By Trevor Busch
MLA recall legislation could soon become a reality for Alberta voters if the UCP moves on a policy resolution approved by party membership at their virtual AGM in mid-October.
The policy resolution was put forward by the Taber-Warner UCP constituency association on Oct. 16-17, and passed with 71.8 per cent of the membership in favour. Taber-Warner MLA Grant Hunter is in full support of the idea that was brought to the table by members in his home riding.
“Absolutely, I’ve always been a proponent of recall legislation. I think the value to recall is that you don’t have to wait four years. If your legislative member is not doing what you need him to do, or her to do, this is an opportunity to be able to enact recall. To say, ‘You know what, I’ve hired you for four years but if you’re not going to do what I need you to do, we might bring recall in and take you out before then’.”
The UCP’s virtual AGM debated policies and governance issues, with a focus on constituency associations, preparing for elections, fundraising, the nominations of candidates, and setting out rules for reviewing the current leader. Members voted on 30 policies submitted by various constituency organizations.

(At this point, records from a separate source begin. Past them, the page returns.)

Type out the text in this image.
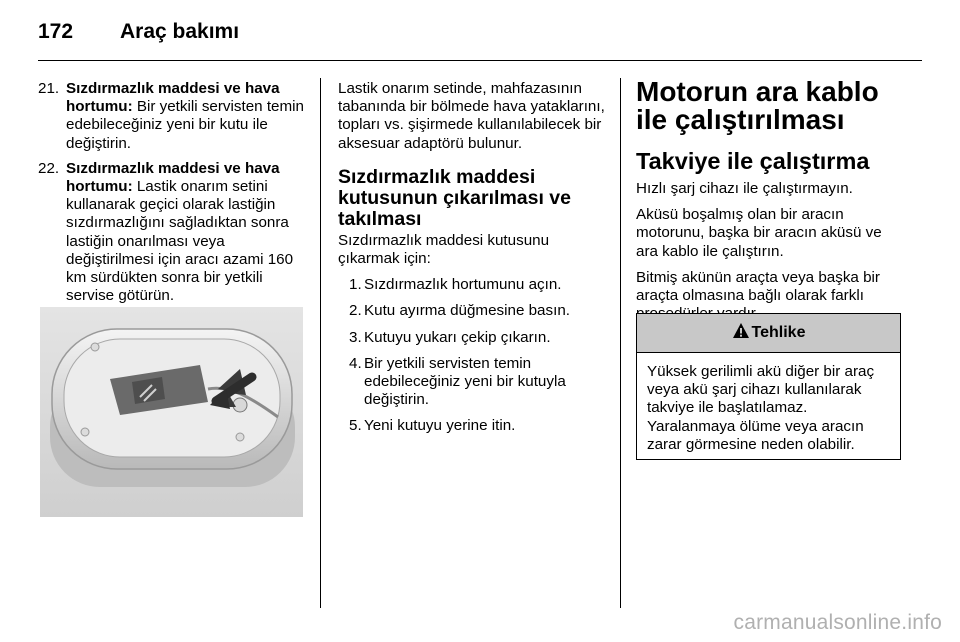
172 Araç bakımı
21. Sızdırmazlık maddesi ve hava hortumu: Bir yetkili servisten temin edebileceğiniz yeni bir kutu ile değiştirin.
22. Sızdırmazlık maddesi ve hava hortumu: Lastik onarım setini kullanarak geçici olarak lastiğin sızdırmazlığını sağladıktan sonra lastiğin onarılması veya değiştirilmesi için aracı azami 160 km sürdükten sonra bir yetkili servise götürün.

Lastik onarım setinde, mahfazasının tabanında bir bölmede hava yataklarını, topları vs. şişirmede kullanılabilecek bir aksesuar adaptörü bulunur.

Sızdırmazlık maddesi kutusunun çıkarılması ve takılması

Sızdırmazlık maddesi kutusunu çıkarmak için:

1. Sızdırmazlık hortumunu açın.
2. Kutu ayırma düğmesine basın.
3. Kutuyu yukarı çekip çıkarın.
4. Bir yetkili servisten temin edebileceğiniz yeni bir kutuyla değiştirin.
5. Yeni kutuyu yerine itin.
Motorun ara kablo ile çalıştırılması
Takviye ile çalıştırma

Hızlı şarj cihazı ile çalıştırmayın.

Aküsü boşalmış olan bir aracın motorunu, başka bir aracın aküsü ve ara kablo ile çalıştırın.

Bitmiş akünün araçta veya başka bir araçta olmasına bağlı olarak farklı

Tehlike
Yüksek gerilimli akü diğer bir araç veya akü şarj cihazı kullanılarak takviye ile başlatılamaz. Yaralanmaya ölüme veya aracın zarar görmesine neden olabilir.
carmanualsonline.info
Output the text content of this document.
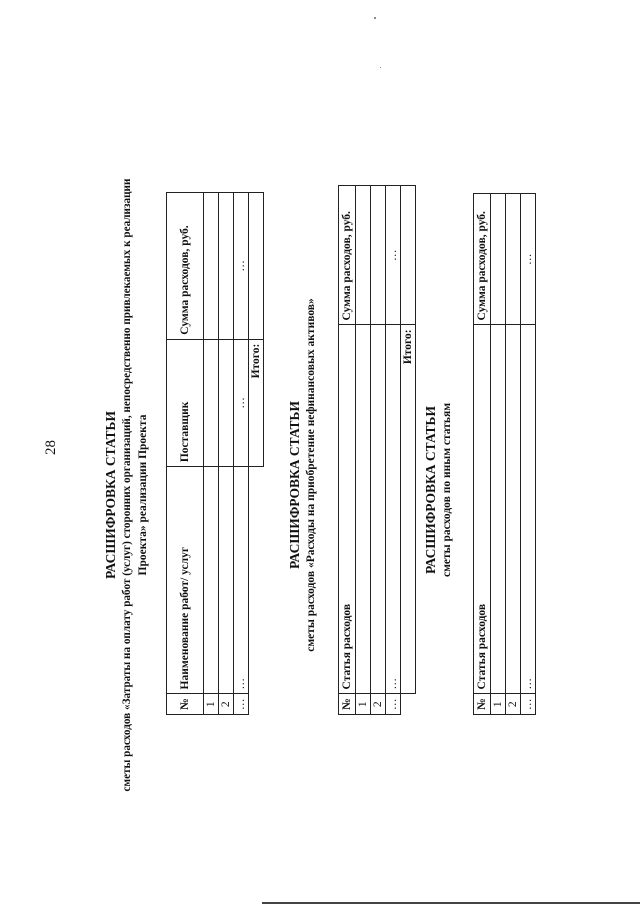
28	РАСШИФРОВКА СТАТЬИ сметы расходов «Затраты на оплату работ (услуг) сторонних организаций, непосредственно привлекаемых к реализации Проекта» реализации Проекта
№	Наименование работ/ услуг	Поставщик	Сумма расходов, руб.
1			
2			
…	…	…	…
		Итого:	
РАСШИФРОВКА СТАТЬИ сметы расходов «Расходы на приобретение нефинансовых активов»
№	Статья расходов	Сумма расходов, руб.
1		
2		
…	…	…
	Итого:	
РАСШИФРОВКА СТАТЬИ сметы расходов по иным статьям
№	Статья расходов	Сумма расходов, руб.
1		
2		
…	…	…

Taber-Warner’s resolution suggested recall be initiated in cases where an MLA is out of touch with the interest, needs and issues of their constituency.
According to the resolution, recall should be triggered if 51 per cent plus one of total voters are in favour of forcing the Chief Electoral Officer to hold a by-election. It was also argued that potential recall legislation, if enacted, would increase the motivation of elected members to more effectively represent their constituents as well as helping to mitigate pressure from party whips.
“We certainly have to figure out what the thresholds are going to be,” said Hunter, who also serves as asso- ciate minister of Red Tape Reduction. “I know for sure that this is actually in all-parties committee right now trying to be able to figure out what those thresholds should be now. So stay tuned, I think that’s going to be quite an exciting thing.”
Recall legislation has some past precedent in Alberta. The Social Credit government of Premier William Aberhart passed a Recall Act in 1936 as one of their first legislative acts. But when Aberhart announced intentions to attend the coronation of King George VI in 1937 with taxpayers to foot the bill, negative reaction was swift in a cash strapped, Depression-era Alberta.
Residents of Aberhart’s riding, Okotoks-High River, initiated a recall petition which was later endorsed by the SC constituency association. However, to prevent the optics of having a sitting premier potentially removed from office by the voters of his own riding, the Social Credit government quickly repealed the legislation with Aberhart claiming fraud and intimidation with regard to the petition signatories.
While today’s Alberta is quite a different political animal than the controversies of 80 years ago, Hunter reinforced that accountability to constituents should still be key for any elected member.
“I know in my constituency association this was talked about a lot, and I think it’s exactly what we need to be doing. Accountability to people, accountability to our constituents, that is what we have to be able to do, and if we don’t deliver that then maybe our job should be on the line.”